Syringe exchanges have been shown to decrease infections and help people get into treatment. A 2000 study from Public Health – Seattle & King County found new users of syringe exchanges were five times as likely to enter drug treatment as those who don’t use exchanges, and those who use exchanges regularly were three times as likely to inject less.
Nonetheless, syringe exchanges often operate in the shadows. In Clallam County, where opioid deaths increased 64% from 2002 to 2017, critics more brazen than Patty Pastore sometimes gather outside the exchange, taking pictures of people who go in, according to Unthank.
The local health department quietly opened a syringe exchange in Forks last year, but only a handful of people use it per month on average; more than 30 others drive to Port Angeles instead, according to a health department survey. Unthank thinks people in Forks are afraid of being recognized walking in.
But more moderate critics think there’s simply not enough focus on treatment at syringe exchanges.
Poulsbo Mayor Becky Erickson, one of the members of the Kitsap Public Health District board, said in a public meeting in January she felt the practice was “supporting drug addiction,” according to The Kitsap Sun. In May, she walked out of a board meeting while a representative from the People’s Harm Reduction Alliance, which runs the syringe exchange, was speaking about the program, according to the group.
Now, instead of shutting it down, Kitsap County plans to move its mobile exchange into health-care facilities, at least in urban areas of the county. Erickson said needle exchanges were opened to fight one disease, but today, there’s another disease of epic proportions.
“It’s called addiction,” Erickson said. “It’s called heroin. That’s a disease too, and we can’t not focus on that.”
Needle exchanges are already referring people to treatment: In 2018, Kitsap County’s needle exchanges referred 500 people out of the almost 5,000 visits to the exchange.
And it’s unclear if drug users will actually come to health-care facilities. A University of Washington survey of people who use state exchanges found that 59% of drug users knew they should have seen a doctor in the last year, but they didn’t because of how they’d be treated by health-care providers.

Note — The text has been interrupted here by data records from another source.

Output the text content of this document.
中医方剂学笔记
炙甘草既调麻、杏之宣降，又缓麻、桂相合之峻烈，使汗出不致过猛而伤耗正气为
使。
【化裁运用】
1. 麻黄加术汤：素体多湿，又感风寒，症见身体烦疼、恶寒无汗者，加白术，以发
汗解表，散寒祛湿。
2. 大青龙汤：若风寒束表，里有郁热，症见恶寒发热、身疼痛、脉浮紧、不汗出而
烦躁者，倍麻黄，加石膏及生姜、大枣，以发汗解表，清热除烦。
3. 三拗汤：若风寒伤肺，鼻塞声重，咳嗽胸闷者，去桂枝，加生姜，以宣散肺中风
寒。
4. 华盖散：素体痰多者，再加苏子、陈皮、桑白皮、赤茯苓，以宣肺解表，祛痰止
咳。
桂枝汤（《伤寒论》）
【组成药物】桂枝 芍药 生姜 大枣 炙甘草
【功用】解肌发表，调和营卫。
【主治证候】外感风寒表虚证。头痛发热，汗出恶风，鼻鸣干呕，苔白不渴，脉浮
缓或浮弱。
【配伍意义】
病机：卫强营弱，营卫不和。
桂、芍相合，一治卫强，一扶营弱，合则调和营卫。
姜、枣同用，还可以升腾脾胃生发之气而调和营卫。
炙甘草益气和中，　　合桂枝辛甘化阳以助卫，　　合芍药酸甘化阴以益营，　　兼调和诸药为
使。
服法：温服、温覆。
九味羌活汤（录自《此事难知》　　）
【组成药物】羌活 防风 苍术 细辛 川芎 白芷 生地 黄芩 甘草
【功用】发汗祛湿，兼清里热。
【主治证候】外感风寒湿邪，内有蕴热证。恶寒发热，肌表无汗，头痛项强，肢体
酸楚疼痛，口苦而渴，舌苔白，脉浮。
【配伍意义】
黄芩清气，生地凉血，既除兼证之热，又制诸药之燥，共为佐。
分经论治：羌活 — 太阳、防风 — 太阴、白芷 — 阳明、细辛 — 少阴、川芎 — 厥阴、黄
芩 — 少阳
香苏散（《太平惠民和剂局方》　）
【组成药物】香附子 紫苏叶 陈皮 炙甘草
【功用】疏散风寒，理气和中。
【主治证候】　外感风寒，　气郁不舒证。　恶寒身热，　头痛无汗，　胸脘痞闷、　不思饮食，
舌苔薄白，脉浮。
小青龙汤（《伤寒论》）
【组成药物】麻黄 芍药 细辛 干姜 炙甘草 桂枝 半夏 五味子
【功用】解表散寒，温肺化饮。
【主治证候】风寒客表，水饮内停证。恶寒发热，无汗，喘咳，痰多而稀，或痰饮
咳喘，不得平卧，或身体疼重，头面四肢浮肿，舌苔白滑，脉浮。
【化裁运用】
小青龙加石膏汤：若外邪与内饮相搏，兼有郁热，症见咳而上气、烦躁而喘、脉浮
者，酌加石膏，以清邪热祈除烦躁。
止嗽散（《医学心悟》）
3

That syringe survey did not include Kitsap County, county health officer Dr. Susan Turner pointed out, although Kitsap’s neighboring counties did participate and found similar results. Turner stressed that the hope is to have more access points for syringes, not fewer, and to have them in places where getting into treatment is easier.
But Caleb Banta-Green, principal research scientist at the UW’s Alcohol and Drug Abuse Institute, believes the new approach will be counterproductive.
“Most people with substance-use disorder don’t want to have substance-use disorder and don’t want to be using dangerous drugs in dangerous ways,” Banta-Green said. “But they’re not accessing services because it turns out most services don’t want them. What do you do for those people who don’t want to stop their use? Do you give up on them?”